Cathy Brown, director of the WhyLife? division of ALL, which conducted the survey, said the reasons given by campus spokespeople for not offering RU-486 didn’t surprise her.

"They all basically agreed that it was a very complicated and controversial drug that comes with risky side effects to the mother," Brown said. "They did not say it was a moral decision, by any stretch of the imagination, in 99 percent of the campuses we talked to.

"We didn’t think we’d have these colleges jumping on the moral bandwagon. We just wanted to bring to light the fact that RU-486 is dangerous, and educate college officials that it doesn’t only take the life of a tiny person but can be harmful to the mother as well."

G.D. Searle, the company which manufactures Cyotec – originally developed as an anti-ulcer drug — has been criticized by the FDA, USA Today and the American College of Obstetricians and Gynecologists for taking what ordinarily would be seen as a responsible step toward protecting patients: the company revised the drug’s label and sent a letter of warning to doctors that it should not be used by pregnant women because it has been known to cause uterine ruptures. Even the liberal publication Mother Jones reported in January that off-label misoprostol used to induce labor in pregnant women over the last three years has resulted in 30 reported uterine ruptures.

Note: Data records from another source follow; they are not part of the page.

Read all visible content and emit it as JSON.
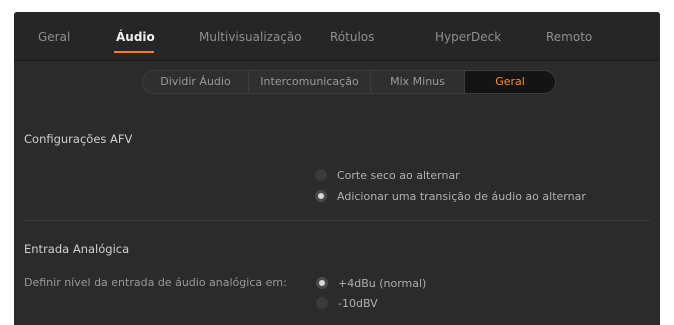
{
  "tabs": [
    "Geral",
    "Áudio",
    "Multivisualização",
    "Rótulos",
    "HyperDeck",
    "Remoto"
  ],
  "active_tab": "Áudio",
  "subtabs": [
    "Dividir Áudio",
    "Intercomunicação",
    "Mix Minus",
    "Geral"
  ],
  "active_subtab": "Geral",
  "afv": {
    "title": "Configurações AFV",
    "options": [
      "Corte seco ao alternar",
      "Adicionar uma transição de áudio ao alternar"
    ],
    "selected_index": 1
  },
  "analog": {
    "title": "Entrada Analógica",
    "level_label": "Definir nível da entrada de áudio analógica em:",
    "options": [
      "+4dBu (normal)",
      "-10dBV"
    ],
    "selected_index": 0
  },
  "colors": {
    "accent": "#ff7a1e",
    "panel_bg": "#2b2b2b",
    "topbar_bg": "#262626"
  }
}
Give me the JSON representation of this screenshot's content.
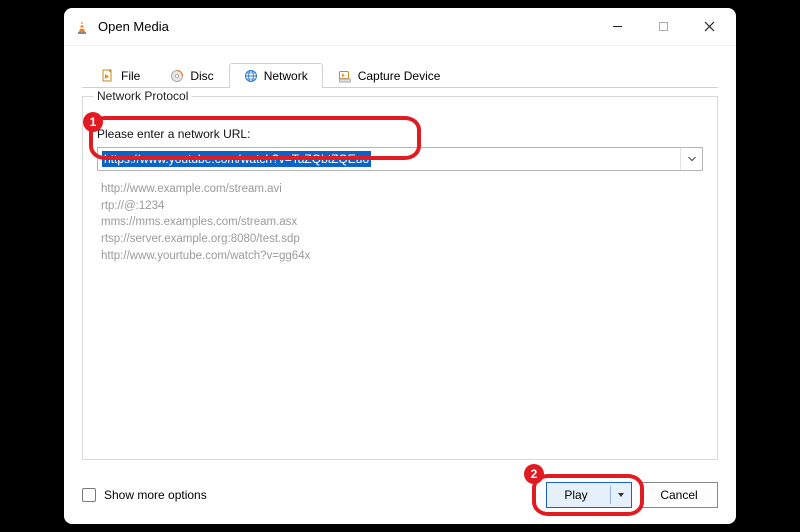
{
  "window": {
    "title": "Open Media"
  },
  "tabs": [
    {
      "label": "File"
    },
    {
      "label": "Disc"
    },
    {
      "label": "Network"
    },
    {
      "label": "Capture Device"
    }
  ],
  "network": {
    "group_title": "Network Protocol",
    "field_label": "Please enter a network URL:",
    "url_value": "https://www.youtube.com/watch?v=TaZQbtZQEuo",
    "examples": [
      "http://www.example.com/stream.avi",
      "rtp://@:1234",
      "mms://mms.examples.com/stream.asx",
      "rtsp://server.example.org:8080/test.sdp",
      "http://www.yourtube.com/watch?v=gg64x"
    ]
  },
  "footer": {
    "show_more_label": "Show more options",
    "play_label": "Play",
    "cancel_label": "Cancel"
  },
  "annotations": {
    "badge1": "1",
    "badge2": "2"
  }
}
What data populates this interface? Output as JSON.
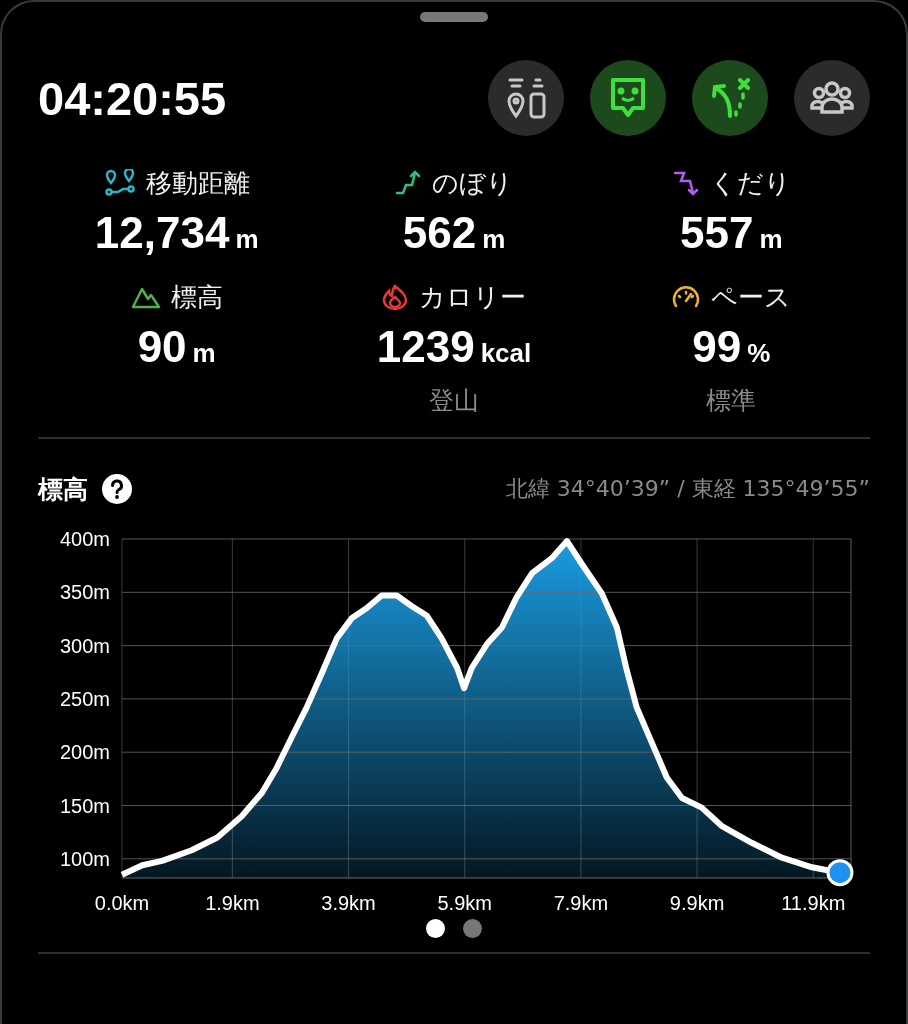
{
  "time": "04:20:55",
  "toolbar": [
    {
      "kind": "markers",
      "on": false
    },
    {
      "kind": "chat",
      "on": true
    },
    {
      "kind": "route",
      "on": true
    },
    {
      "kind": "group",
      "on": false
    }
  ],
  "stats": [
    {
      "kind": "distance",
      "label": "移動距離",
      "value": "12,734",
      "unit": "m"
    },
    {
      "kind": "ascent",
      "label": "のぼり",
      "value": "562",
      "unit": "m"
    },
    {
      "kind": "descent",
      "label": "くだり",
      "value": "557",
      "unit": "m"
    },
    {
      "kind": "elevation",
      "label": "標高",
      "value": "90",
      "unit": "m"
    },
    {
      "kind": "calories",
      "label": "カロリー",
      "value": "1239",
      "unit": "kcal",
      "note": "登山"
    },
    {
      "kind": "pace",
      "label": "ペース",
      "value": "99",
      "unit": "%",
      "note": "標準"
    }
  ],
  "elevation": {
    "title": "標高",
    "coordinates": "北緯 34°40’39” / 東経 135°49’55”",
    "chart_data": {
      "type": "area",
      "grid": true,
      "xlim": [
        0,
        12.55
      ],
      "ylim": [
        82,
        400
      ],
      "xticks": [
        {
          "value": 0,
          "label": "0.0km"
        },
        {
          "value": 1.9,
          "label": "1.9km"
        },
        {
          "value": 3.9,
          "label": "3.9km"
        },
        {
          "value": 5.9,
          "label": "5.9km"
        },
        {
          "value": 7.9,
          "label": "7.9km"
        },
        {
          "value": 9.9,
          "label": "9.9km"
        },
        {
          "value": 11.9,
          "label": "11.9km"
        }
      ],
      "yticks": [
        {
          "value": 100,
          "label": "100m"
        },
        {
          "value": 150,
          "label": "150m"
        },
        {
          "value": 200,
          "label": "200m"
        },
        {
          "value": 250,
          "label": "250m"
        },
        {
          "value": 300,
          "label": "300m"
        },
        {
          "value": 350,
          "label": "350m"
        },
        {
          "value": 400,
          "label": "400m"
        }
      ],
      "x": [
        0,
        0.35,
        0.69,
        1.2,
        1.64,
        2.06,
        2.41,
        2.66,
        2.93,
        3.18,
        3.44,
        3.7,
        3.96,
        4.21,
        4.47,
        4.73,
        4.99,
        5.25,
        5.5,
        5.77,
        5.89,
        6.02,
        6.29,
        6.54,
        6.79,
        7.06,
        7.4,
        7.66,
        7.91,
        8.26,
        8.52,
        8.68,
        8.86,
        9.12,
        9.38,
        9.64,
        9.98,
        10.32,
        10.84,
        11.36,
        11.88,
        12.36
      ],
      "series": [
        {
          "color": "#1a9be0",
          "values": [
            85,
            94,
            98,
            108,
            120,
            140,
            162,
            185,
            215,
            242,
            274,
            307,
            326,
            335,
            347,
            347,
            337,
            328,
            307,
            279,
            260,
            279,
            302,
            317,
            345,
            368,
            382,
            398,
            377,
            349,
            317,
            279,
            242,
            209,
            176,
            157,
            148,
            131,
            115,
            101,
            92,
            87
          ]
        }
      ]
    }
  },
  "pager": [
    {
      "selected": true
    },
    {
      "selected": false
    }
  ]
}
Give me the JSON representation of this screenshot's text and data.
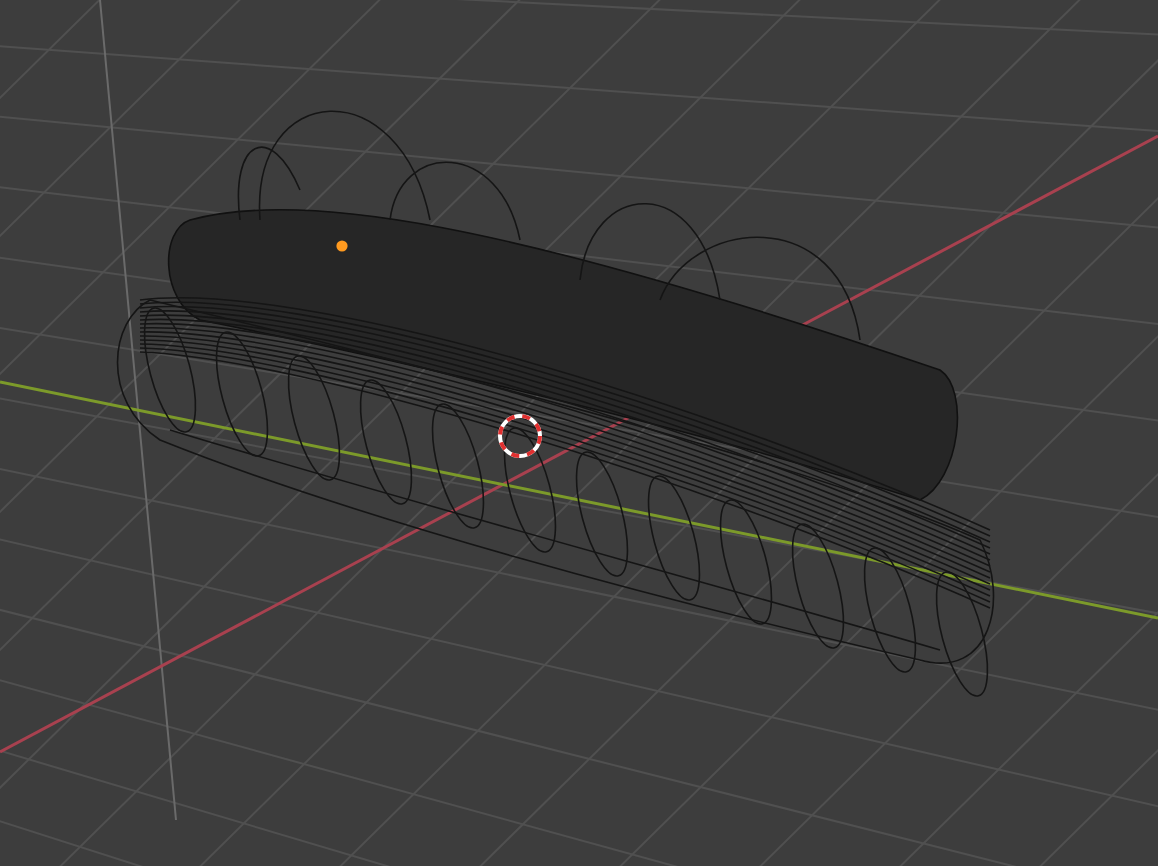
{
  "viewport": {
    "grid": true,
    "axes": true,
    "cursor": true,
    "origin": true
  }
}
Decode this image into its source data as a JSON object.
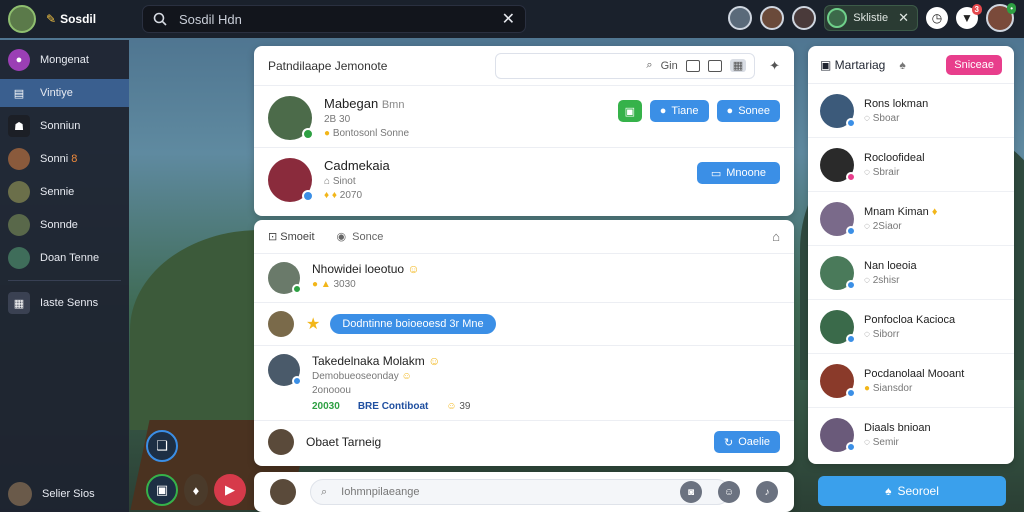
{
  "app": {
    "brand": "Sosdil",
    "brand_icon": "✎"
  },
  "topbar": {
    "search_label": "Sosdil Hdn",
    "chip_label": "Sklistie",
    "notif_count": "3"
  },
  "sidebar": {
    "items": [
      {
        "label": "Mongenat",
        "icon": "●",
        "color": "#9b3fb5"
      },
      {
        "label": "Vintiye",
        "icon": "▤",
        "color": "#2f6fb0"
      },
      {
        "label": "Sonniun",
        "icon": "☷",
        "color": "#1c1f26"
      },
      {
        "label": "Sonni",
        "tag": "8",
        "icon": "",
        "color": "#8a5a3c"
      },
      {
        "label": "Sennie",
        "icon": "",
        "color": "#6b6f4a"
      },
      {
        "label": "Sonnde",
        "icon": "",
        "color": "#59684a"
      },
      {
        "label": "Doan Tenne",
        "icon": "",
        "color": "#3f6d5a"
      }
    ],
    "extra": "Iaste Senns",
    "footer": "Selier Sios"
  },
  "main": {
    "title": "Patndilaape Jemonote",
    "search_a": "Gin",
    "people": [
      {
        "name": "Mabegan",
        "name2": "Bmn",
        "sub1": "2B 30",
        "sub2": "Bontosonl Sonne",
        "status": "#2ea043",
        "color": "#4c6b4a",
        "actions": [
          "Tiane",
          "Sonee"
        ]
      },
      {
        "name": "Cadmekaia",
        "name2": "",
        "sub1": "Sinot",
        "sub2": "2070",
        "status": "#3b8fe6",
        "color": "#8a2b3c",
        "actions": [
          "Mnoone"
        ]
      }
    ]
  },
  "feed": {
    "tab1": "Smoeit",
    "tab2": "Sonce",
    "items": [
      {
        "name": "Nhowidei loeotuo",
        "sub": "3030",
        "color": "#6a7a6a",
        "status": "#2ea043"
      },
      {
        "bubble": "Dodntinne boioeoesd 3r Mne",
        "color": "#7a6a4a"
      },
      {
        "name": "Takedelnaka Molakm",
        "sub1": "Demobueoseonday",
        "sub2": "2onooou",
        "stat_g": "20030",
        "stat_b": "BRE Contiboat",
        "stat_c": "39",
        "color": "#4a5a6a",
        "status": "#3b8fe6"
      },
      {
        "name": "Obaet Tarneig",
        "action": "Oaelie",
        "color": "#5a4a3a"
      }
    ]
  },
  "compose": {
    "placeholder": "Iohmnpilaeange"
  },
  "right": {
    "title": "Martariag",
    "pink_btn": "Sniceae",
    "contacts": [
      {
        "name": "Rons lokman",
        "sub": "Sboar",
        "color": "#3c5a7a",
        "status": "#3b8fe6"
      },
      {
        "name": "Rocloofideal",
        "sub": "Sbrair",
        "color": "#2a2a2a",
        "status": "#e83e8c"
      },
      {
        "name": "Mnam Kiman",
        "sub": "2Siaor",
        "color": "#7a6a8a",
        "status": "#3b8fe6"
      },
      {
        "name": "Nan loeoia",
        "sub": "2shisr",
        "color": "#4a7a5a",
        "status": "#3b8fe6"
      },
      {
        "name": "Ponfocloa Kacioca",
        "sub": "Siborr",
        "color": "#3a6a4a",
        "status": "#3b8fe6"
      },
      {
        "name": "Pocdanolaal Mooant",
        "sub": "Siansdor",
        "color": "#8a3a2a",
        "status": "#3b8fe6"
      },
      {
        "name": "Diaals bnioan",
        "sub": "Semir",
        "color": "#6a5a7a",
        "status": "#3b8fe6"
      }
    ],
    "join_label": "Seoroel"
  }
}
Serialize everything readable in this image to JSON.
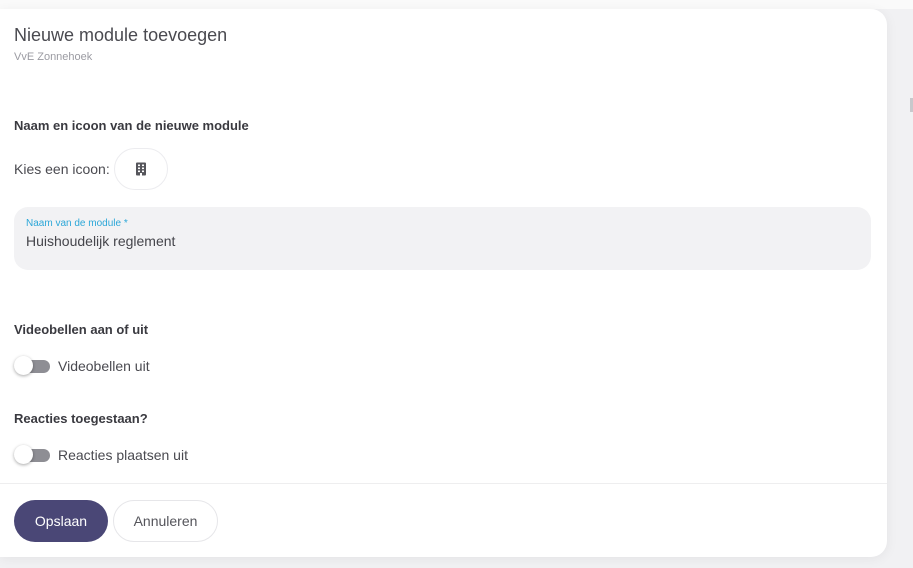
{
  "modal": {
    "title": "Nieuwe module toevoegen",
    "subtitle": "VvE Zonnehoek"
  },
  "name_section": {
    "heading": "Naam en icoon van de nieuwe module",
    "icon_label": "Kies een icoon:",
    "icon_name": "building-icon",
    "field_label": "Naam van de module *",
    "field_value": "Huishoudelijk reglement"
  },
  "video_section": {
    "heading": "Videobellen aan of uit",
    "toggle_label": "Videobellen uit",
    "toggle_on": false
  },
  "reactions_section": {
    "heading": "Reacties toegestaan?",
    "toggle_label": "Reacties plaatsen uit",
    "toggle_on": false
  },
  "footer": {
    "save_label": "Opslaan",
    "cancel_label": "Annuleren"
  },
  "colors": {
    "primary": "#4a4776",
    "field_label": "#2ca7d8",
    "toggle_track": "#8e8e94"
  }
}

Yet despite the potential non-abortion related dangers, efforts to lift the stigma associated with RU-486 are already underway, says Brown. "There are already steps being taken to loosen the guidelines – to reduce the number of visits a woman needs to make, the number of pills she has to take. It’s like anything else in the culture of death. Abortion didn’t just happen overnight. Margaret Sanger started doing Planned Parenthood-style education in the early 1900s. She had to desensitize people first.

"We have every reason to believe most of (the colleges) will change their minds in the future as Planned Parenthood gets in there and lobbies," Brown added. "We as Christians and pro-lifers should get in there and educate them before that happens. We have no idea what the long-term effects (of RU-486) are on young women’s bodies. There’s so many questions left without answers, and those are some of the things we’re hoping to bring to college administrators’ attention.

"Right now it’s strictly a logistical thing for most of them. We’d like them to say they won’t offer it because they care about the women who go to school there and because it takes the life of a human person."